Why can't I just fit in?
[Bridge B]
Outcast
Outcast
I'm an outcast
I'm an, I'm an outcast
Outcast
Outcast
I'm an outcast
I don't have to fucking fit in!
(Kittydoggo! Ki- Ki- Kittydoggo! Kittydoggo!)
I'm an outcast
And all my friends love that shit
'Cause every time I lose
I bring back a ten times win
I'm L pilled, I'm W pilled
I didn't take my normal pills
Real ones one understand that
It's all just fucking abstract so
[Outro]
They all hate me
They all fucking love me
They hope I'm failing
They know that I'm growing
A little bit of everything
Since I was fucking 13
I'll lose my life a billion times
But I'll just keep on going!
They all hate me
They all fucking love me
They all wanna kill me
They all wanna fuck me
A little bit of everything
Since I was fucking 13
I'll lose my life a billion times
But I'll just keep on going!
About
“in Jan 2021, when i originally made the song, i was not in a good mindset.
in August, i built off of it, adding a more positive verse to the end to signify the improvement of my perception :)
this song and animation is a huge vent that represents me getting over a big internal pain of mine- i spent a long time worrying that everyone secretly hated me.
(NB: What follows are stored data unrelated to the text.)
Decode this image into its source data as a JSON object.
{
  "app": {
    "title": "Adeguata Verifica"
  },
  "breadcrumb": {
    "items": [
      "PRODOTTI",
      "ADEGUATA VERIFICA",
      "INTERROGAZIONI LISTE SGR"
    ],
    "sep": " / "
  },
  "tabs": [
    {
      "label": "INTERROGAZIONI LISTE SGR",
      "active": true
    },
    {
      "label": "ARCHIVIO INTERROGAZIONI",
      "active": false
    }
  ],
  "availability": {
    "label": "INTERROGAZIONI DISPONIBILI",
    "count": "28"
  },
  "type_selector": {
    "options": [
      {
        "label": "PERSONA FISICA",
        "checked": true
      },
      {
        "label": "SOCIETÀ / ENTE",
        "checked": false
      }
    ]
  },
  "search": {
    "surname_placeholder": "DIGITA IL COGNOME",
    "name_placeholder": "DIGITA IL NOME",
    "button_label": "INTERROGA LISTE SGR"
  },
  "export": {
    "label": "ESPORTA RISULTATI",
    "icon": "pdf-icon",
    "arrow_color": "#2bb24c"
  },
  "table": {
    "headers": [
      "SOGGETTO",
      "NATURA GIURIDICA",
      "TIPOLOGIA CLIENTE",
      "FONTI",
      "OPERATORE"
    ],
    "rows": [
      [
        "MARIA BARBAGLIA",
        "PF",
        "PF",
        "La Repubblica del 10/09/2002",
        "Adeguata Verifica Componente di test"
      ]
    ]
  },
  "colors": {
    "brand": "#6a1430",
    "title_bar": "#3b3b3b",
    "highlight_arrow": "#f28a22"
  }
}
In fact every time i met someone new, i couldn’t help but think they hate me. it got so bad i couldnt tell if people were actually true friends, or just wanted fame out of me.
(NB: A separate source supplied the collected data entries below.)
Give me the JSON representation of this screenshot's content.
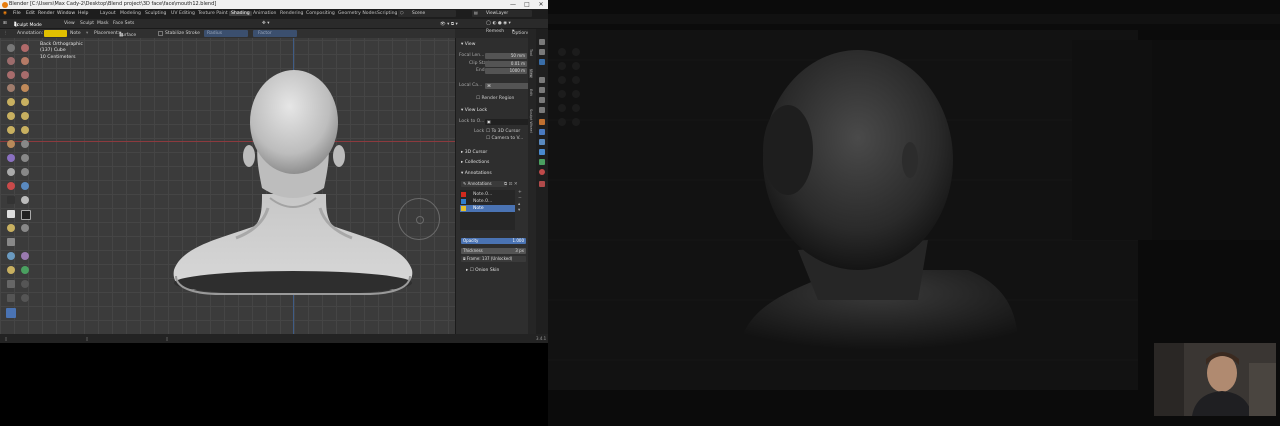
{
  "titlebar": {
    "title": "Blender [C:\\Users\\Max Cady-2\\Desktop\\Blend project\\3D face\\face\\mouth12.blend]",
    "minimize": "—",
    "maximize": "□",
    "close": "✕"
  },
  "menu": {
    "items": [
      "File",
      "Edit",
      "Render",
      "Window",
      "Help"
    ],
    "tabs": [
      "Layout",
      "Modeling",
      "Sculpting",
      "UV Editing",
      "Texture Paint",
      "Shading",
      "Animation",
      "Rendering",
      "Compositing",
      "Geometry Nodes",
      "Scripting"
    ],
    "active_tab": "Shading",
    "scene": "Scene",
    "view_layer": "ViewLayer"
  },
  "header": {
    "mode": "Sculpt Mode",
    "view": "View",
    "sculpt": "Sculpt",
    "mask": "Mask",
    "face_sets": "Face Sets",
    "remesh": "Remesh",
    "options": "Options"
  },
  "tool_header": {
    "annotation_label": "Annotation:",
    "note": "Note",
    "placement_label": "Placement:",
    "placement_value": "Surface",
    "stabilize": "Stabilize Stroke",
    "radius": "Radius",
    "factor": "Factor",
    "accent": "#e1c000"
  },
  "viewport": {
    "view_name": "Back Orthographic",
    "object": "(137) Cube",
    "scale": "10 Centimeters"
  },
  "npanel": {
    "view_header": "View",
    "focal_label": "Focal Len...",
    "focal_value": "50 mm",
    "clip_start_label": "Clip Start",
    "clip_start_value": "0.01 m",
    "clip_end_label": "End",
    "clip_end_value": "1000 m",
    "local_camera_label": "Local Ca...",
    "render_region": "Render Region",
    "view_lock_header": "View Lock",
    "lock_to_label": "Lock to O...",
    "lock_label": "Lock",
    "to_3d_cursor": "To 3D Cursor",
    "camera_to_view": "Camera to V...",
    "cursor_header": "3D Cursor",
    "collections_header": "Collections",
    "annotations_header": "Annotations",
    "annotations_name": "Annotations",
    "layers": [
      {
        "name": "Note.0...",
        "color": "#d12a1e"
      },
      {
        "name": "Note.0...",
        "color": "#2f7fd0"
      },
      {
        "name": "Note",
        "color": "#e6c12a"
      }
    ],
    "opacity_label": "Opacity",
    "opacity_value": "1.000",
    "thickness_label": "Thickness",
    "thickness_value": "3 px",
    "frame_label": "Frame: 137 (Unlocked)",
    "onion_label": "Onion Skin"
  },
  "vtabs": [
    "Tool",
    "View",
    "Edit",
    "Sculpt Wheel"
  ],
  "status": {
    "right": "3.4.1"
  },
  "colors": {
    "viewport_bg": "#3b3b3b",
    "x_axis": "#8c3a3e",
    "z_axis": "#3f5c86",
    "active_button": "#4a73b3"
  }
}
because of gaining internet popularity at a young age [13], people always held high expectations of my work. i had so much jealousy of those who i percieved as “better” than me.
on top of that, being young and popular online caused me to get manipulated easily. i did some genuinely awful things from that time of my life which is why i thought, “maybe part of me deserves to be hated by everyone”.
but, i made the positive part of the song, because I know who i am, someone who makes an effort to grow and improving as a person. i realize people are going to hate, judge, or misinterpret me and thats okay- yes ive got so many regrets, but the best thing to do is learn from them and help others. and i DO have friends who care for me, who don’t just treat me like im a status symbol. i DO have people who genuinely enjoy my art. and as long as at least some people are enjoying me and my work, i will keep on going with it. even if im outcast by some people, i’ll always have a place for something positive to keep me going, and that’s what matters."